What is it that I want in life? How shall I achieve my goals? The questions abound. We approach our own futures as something that is not yet constructed or defined and as open and possible.
Not only do we reflect on who we are, we understand who and what we are not and from that we may formulate what it is we desire to be. We do not simply respond to our environmental conditions, we manipulate them towards achieving our own ends. Because we conceive of our future as something indeterminate and undefined, instead envisioning a multiplicity of possible futures that we actively choose and pursue, we have directed ourselves towards the future in such a fashion that the question of determinism becomes irrelevant. As such, our choices and actions become purposeful (or meaningful) to us. It may be impossible to refute determinism in all (or even in any) of its forms. Deterministic theory is necessarily historical.
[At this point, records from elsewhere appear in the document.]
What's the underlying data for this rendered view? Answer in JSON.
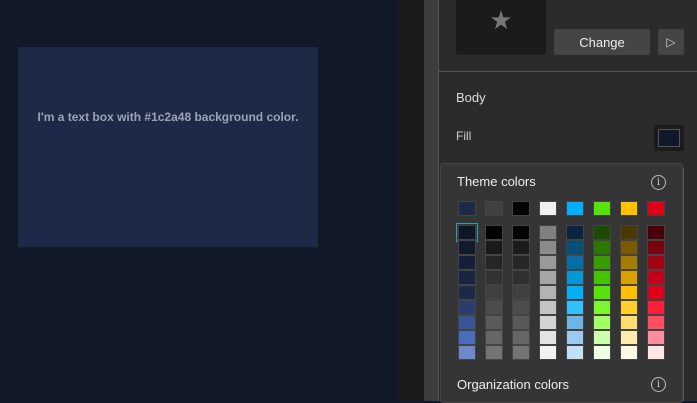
{
  "canvas": {
    "textbox_text": "I'm a text box with #1c2a48 background color.",
    "textbox_color": "#1c2a48"
  },
  "panel": {
    "change_label": "Change",
    "play_icon": "▷",
    "star_icon": "★",
    "section": "Body",
    "fill_label": "Fill",
    "fill_color": "#111827"
  },
  "picker": {
    "theme_title": "Theme colors",
    "org_title": "Organization colors",
    "info_icon": "i",
    "base": [
      "#1c2a48",
      "#404040",
      "#050505",
      "#f0f0f0",
      "#00b0ff",
      "#56e30c",
      "#ffc000",
      "#e0001a"
    ],
    "columns": [
      [
        "#0f1628",
        "#111b30",
        "#151f3a",
        "#182440",
        "#1c2a48",
        "#2b3d6e",
        "#3a5597",
        "#4a6dbf",
        "#6d89c9"
      ],
      [
        "#030303",
        "#1a1a1a",
        "#262626",
        "#333333",
        "#404040",
        "#4d4d4d",
        "#5a5a5a",
        "#666666",
        "#737373"
      ],
      [
        "#050505",
        "#1b1b1b",
        "#262626",
        "#303030",
        "#404040",
        "#4d4d4d",
        "#595959",
        "#666666",
        "#737373"
      ],
      [
        "#808080",
        "#8c8c8c",
        "#999999",
        "#a6a6a6",
        "#b3b3b3",
        "#c4c4c4",
        "#d4d4d4",
        "#e3e3e3",
        "#f2f2f2"
      ],
      [
        "#0b2540",
        "#00507a",
        "#0070a6",
        "#0099d6",
        "#00b0ff",
        "#33c0ff",
        "#70b4e6",
        "#99ccf0",
        "#c2e0f7"
      ],
      [
        "#1b4a00",
        "#2a7a00",
        "#389e00",
        "#45c400",
        "#56e30c",
        "#7ff52e",
        "#a3ff63",
        "#ccffab",
        "#efffe5"
      ],
      [
        "#4a3800",
        "#7a5a00",
        "#a67c00",
        "#d9a100",
        "#ffc000",
        "#ffcf2e",
        "#ffdd70",
        "#ffedb0",
        "#fff8e5"
      ],
      [
        "#4a0008",
        "#7a000f",
        "#a30014",
        "#c40018",
        "#e0001a",
        "#ff1f3a",
        "#ff4d61",
        "#ff8f9c",
        "#ffe5e8"
      ]
    ]
  }
}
In order to be certain that our actions are not determined, we would have to be able to go back in time and change them. We look back at an action and wonder what if we had done it differently, but are also brought to realize that no amount of desire can change what has already happened. When gripped by the ines capability of our past, it seems to make sense that our future could also be so determined. I have attempted to show in this essay that two of the more prominent theories of determinism-hard and soft determinism-may be problematic because of their primary focus on the past as a determinate for the immediate future. Hard determinism cannot see beyond the effect of the next action; soft determinism cannot see beyond the effect of the next choice. Every individual is able to project multiple possible futures and actively pursues them according to desire.
Even though one's history is important in the formulation of desires-one's history provides the context by which desires arise-it does not determine them. Desires may be formulated by habit, but they may also become prevalent in light of a current lack or deficiency that goes beyond immediate environmental or physiological conditions. In choosing to fast, for example, a woman might conceive of herself as spiritually deficient and thus conceive of the suffering that comes as a result of her fasting as intrinsically valuable (valuable in itself). Her fasting takes on special significance for her because the suffering is considered an end in itself.
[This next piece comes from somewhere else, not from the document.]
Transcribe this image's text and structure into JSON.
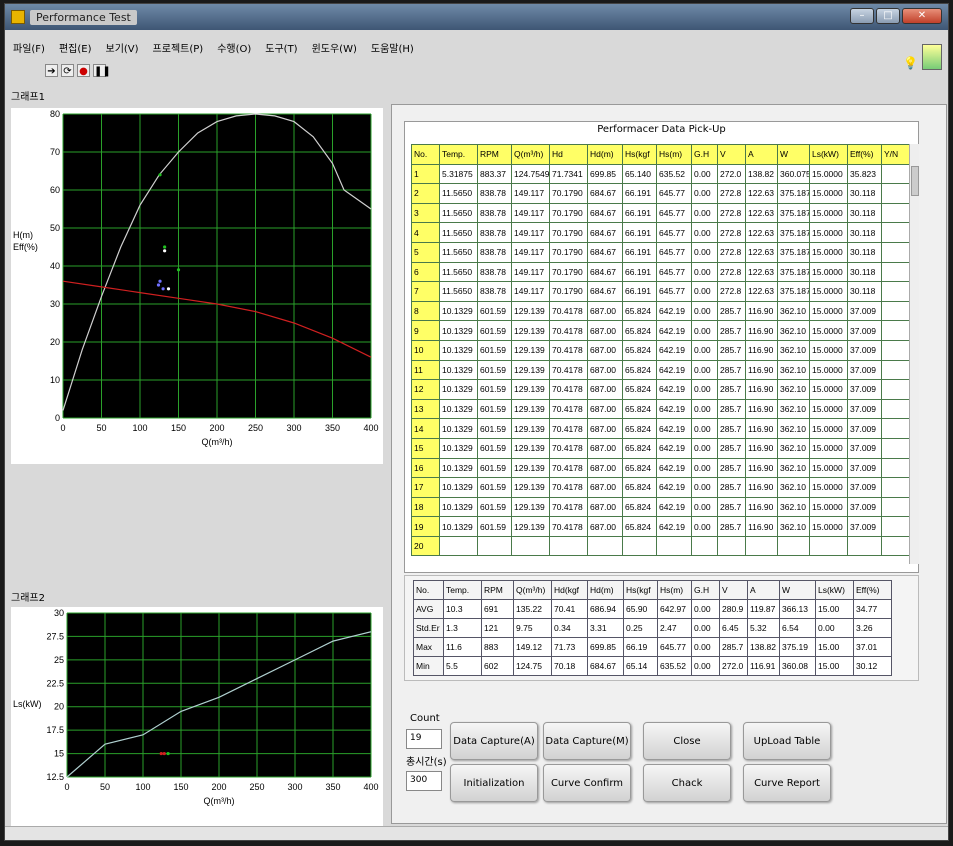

It is important to note here that this spiritually deficient woman is not compelled to action by some immediate physiological or intellectual need. If this were so, she would not have conceived of herself as spiritually lacking. It is only in reflecting on her present condition that she may then understand herself as spiritually deficient; through this present understanding of herself she is able to negate her present situation by turning her attention towards fulfilling this need, giving her action of fasting meaning. That is, the cause of her act of fasting is not derived from some past or present determinate but rather is derived from a future possibility which is presently non-existent. In contrast, the suffering (i. e., hunger) of a depressed person is (usually) a result of that depression; the suffering just happens to the person. The suffering the depressed person is feeling is only a cause of the lack of active sustenance, and thus the suffering is not valued in and of itself by the individual.
Our choices and actions, therefore, gain purpose because we reflect upon ourselves and conceive not only who we were and who we are, but who we desire to be. It is because we can actively respond to this self-conception and self-projection that we have free will and our lives are, in turn, meaningful.